Jim Newsom Ag Service Inc., dealing in salvaged grain, fertilizer and other agricultural products, has recently added a storage warehouse located in the Greenville, Miss., port complex at Lower Mississippi River Mile 537. The enclosed warehouse can handle 5,000-plus tons of six different commodities, along with open-air storage for more than 10,000 tons.
Newsom uses the warehouse space for not only storing reconditioned off-spec fertilizers and all types of feed ingredient commodities, but also for leasing to other customers. Located on the premises are certified truck scales, end loaders, conveyors, delumpers, screens, and warehouse aeration used in conjunction with its sister company, Jim Newsom Trucking Inc. (JNT), both headquartered in Glen Allan, Miss.
Jim Newsom Ag Service handles all types of commodities including all fertilizers, grains, salt, feed ingredients, cottonseed, lumber, steel, coal, coke and liquid products. Services available at this location include loading and unloading railcars on the C&G Railroad, along with trans-loading containers and loading super sacks.
Jim Newsom has been involved in the inland waterways and the Mississippi River, buying and selling distressed and off-grade products from barges, oceangoing vessels and grain elevators, and for warehouse storage for 41 years. He has become well known throughout the river and fertilizer industries, say those who know him, for being able to get jobs done when no one else can, specializing in “making problems go away.” Having owned trucks has enabled him to grow the salvage business and remove salvage products in a timely manner.

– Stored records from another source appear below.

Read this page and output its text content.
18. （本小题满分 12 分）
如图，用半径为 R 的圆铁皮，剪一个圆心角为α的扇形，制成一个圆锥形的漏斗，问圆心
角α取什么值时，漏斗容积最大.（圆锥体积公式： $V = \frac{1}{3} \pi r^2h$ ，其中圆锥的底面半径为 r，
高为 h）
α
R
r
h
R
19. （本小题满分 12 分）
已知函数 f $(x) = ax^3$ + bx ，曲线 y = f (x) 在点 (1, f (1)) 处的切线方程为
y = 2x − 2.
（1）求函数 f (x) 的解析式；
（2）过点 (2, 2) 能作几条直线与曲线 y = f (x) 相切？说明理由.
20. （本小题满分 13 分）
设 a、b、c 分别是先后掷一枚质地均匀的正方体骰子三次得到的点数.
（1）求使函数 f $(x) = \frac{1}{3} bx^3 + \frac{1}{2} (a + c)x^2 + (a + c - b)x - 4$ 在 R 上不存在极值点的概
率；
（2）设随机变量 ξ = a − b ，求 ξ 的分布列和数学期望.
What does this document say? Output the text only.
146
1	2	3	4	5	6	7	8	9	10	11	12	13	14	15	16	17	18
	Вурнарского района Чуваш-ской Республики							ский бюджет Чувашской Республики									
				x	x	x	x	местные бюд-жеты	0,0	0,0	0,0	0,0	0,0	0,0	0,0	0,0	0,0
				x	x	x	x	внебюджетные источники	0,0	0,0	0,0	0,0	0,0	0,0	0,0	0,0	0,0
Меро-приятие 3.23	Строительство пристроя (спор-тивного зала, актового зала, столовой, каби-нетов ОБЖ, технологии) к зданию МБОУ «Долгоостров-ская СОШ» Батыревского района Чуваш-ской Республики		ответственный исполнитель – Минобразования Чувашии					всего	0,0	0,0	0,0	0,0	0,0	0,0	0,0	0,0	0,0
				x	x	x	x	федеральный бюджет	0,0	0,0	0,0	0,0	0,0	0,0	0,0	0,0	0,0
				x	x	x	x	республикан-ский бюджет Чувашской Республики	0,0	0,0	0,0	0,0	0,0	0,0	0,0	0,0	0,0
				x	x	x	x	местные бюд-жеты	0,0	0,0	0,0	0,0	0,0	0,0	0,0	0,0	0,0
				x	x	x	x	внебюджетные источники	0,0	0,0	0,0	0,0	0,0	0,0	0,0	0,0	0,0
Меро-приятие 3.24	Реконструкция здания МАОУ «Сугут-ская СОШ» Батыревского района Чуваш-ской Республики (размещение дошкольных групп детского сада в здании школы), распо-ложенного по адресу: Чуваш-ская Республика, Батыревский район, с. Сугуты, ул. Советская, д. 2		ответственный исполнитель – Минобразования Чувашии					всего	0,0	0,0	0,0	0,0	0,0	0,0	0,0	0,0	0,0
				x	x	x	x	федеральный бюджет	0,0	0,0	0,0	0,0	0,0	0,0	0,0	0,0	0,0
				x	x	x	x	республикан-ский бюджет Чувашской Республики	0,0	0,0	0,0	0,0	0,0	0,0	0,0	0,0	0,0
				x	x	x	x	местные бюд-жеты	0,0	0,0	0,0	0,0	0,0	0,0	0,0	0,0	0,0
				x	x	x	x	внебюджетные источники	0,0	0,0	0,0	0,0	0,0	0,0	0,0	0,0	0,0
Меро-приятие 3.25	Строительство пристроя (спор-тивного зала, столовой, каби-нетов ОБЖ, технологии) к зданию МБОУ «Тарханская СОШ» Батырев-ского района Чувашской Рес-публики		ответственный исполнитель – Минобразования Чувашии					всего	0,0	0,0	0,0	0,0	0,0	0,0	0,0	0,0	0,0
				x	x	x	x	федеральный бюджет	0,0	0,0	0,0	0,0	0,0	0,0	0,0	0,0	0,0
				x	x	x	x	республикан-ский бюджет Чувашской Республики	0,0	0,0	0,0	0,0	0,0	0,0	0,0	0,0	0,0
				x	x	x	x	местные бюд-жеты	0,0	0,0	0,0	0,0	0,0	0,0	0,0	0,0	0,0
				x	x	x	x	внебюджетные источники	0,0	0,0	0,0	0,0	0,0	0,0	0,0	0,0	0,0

Paul McRaney serves as Jim Newsom Ag Service’s director of sales. He has been in the fertilizer business his entire career, working for Mississippi Chemical, Mississippi Phosphates, and Oxbow Fertilizer, and brings many years of both knowledge and relationships to the business, the company said.
Beginning the trucking operations in 1979, Jim Newsom Trucking and Newsom Express specialize in loading and unloading barges daily at local port terminals, primarily Greenville and Vicksburg, but also throughout the region. Its fleet of hazmat trucks consists of 40-foot high-cubed dump trailers, liquid tankers, belts, walking floors, pneumatics, hoppers, and open tops. Presently, JNT hauls dry and liquid fertilizers, cottonseed, feed ingredients, and industrial products. “We take pride in being the same family-oriented trucking company we have always been,” said his wife, Penny.
The Newsoms’ daughter, Michelle Manor, joined the company in 1997 when JNT was awarded the bulk ammonium nitrate (hazmat) contract from Mississippi Chemical, Yazoo City, Miss. At that time, JNT opened a second terminal in Yazoo City. “We have been hauling daily out of this same nitrate plant for over 22 years,” Penny said.
“Jim and I are very proud of Michelle’s ability to oversee the daily operations for the trucking company. As members of the Mississippi Trucking Association, Michelle also serves on the MTA Safety Council, as well as being our company safety director,” she said.